Insights into shale gas adsorption and an improved method for characterizing adsorption isotherm from molecular perspectives

•The specific multiscale inter-connected pore models of shale are proposed.•The dependences of diverse media properties and pore size on CH4 adsorption behaviors are clearly examined by GCMC simulations.•An improved method for calibrating isothermal adsorption experimental result is proposed. Gas adsorption behavior in shale complex porous media is of great importance to gas in place (GIP) evaluation and exploration. At present, the mechanism of methane adsorption has not been adequately investigated in multi-size nanoscale space via experimental and simulation methods. In this work, the specific multi-size inter-connected pore models are proposed to study the adsorption isotherm and density profiles based on the veritable pore structure characterizations of shale samples. The grand canonical Monte Carlo (GCMC) simulations are utilized to give insight into methane adsorption behavior in organic matter and inorganic clay minerals with multi-size pores at reservoir conditions. Based on the proposed models, the effects on adsorption behaviors of methane molecules under the simultaneous action of diverse media surfaces and variable pore sizes are carefully examined.

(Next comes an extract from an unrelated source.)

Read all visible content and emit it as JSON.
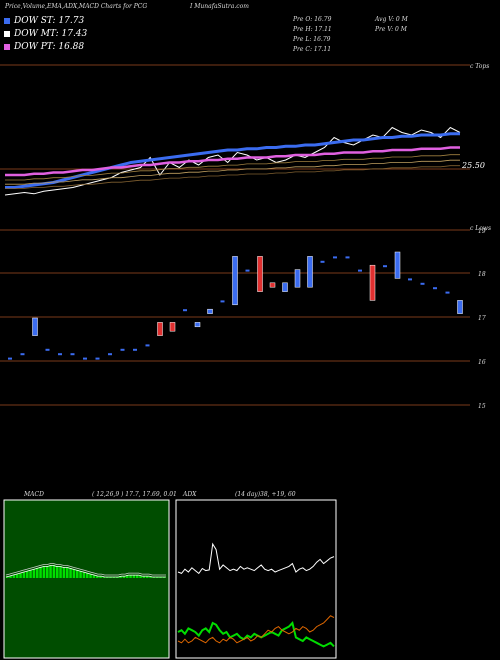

In addition, the adsorbent-adsorbate interactions, which involve the cation exchange and the isosteric heat variations with media surfaces, are carefully investigated to reveal complex adsorption behaviors in shale nanopores. Considering the identified factors influencing methane adsorption and the shortcomings of experimental test, an improved method for calibrating the gas adsorption isotherms in shale is proposed from a molecular perspective, which takes into account several factors, including i) the accessible volume of methane molecules, ii) the pore size distribution in shale, and iii) the composition of organic matter and clay minerals. The GCMC simulation results are integrated into the process of calibrating experimental results in a case study with a shale sample from the Longtan Formation in the Sichuan Basin, China. The findings of this study advance the in-depth understanding of gas adsorption mechanisms in complex nanoporous structure and provide a reliable approach to evaluate the GIP in shale.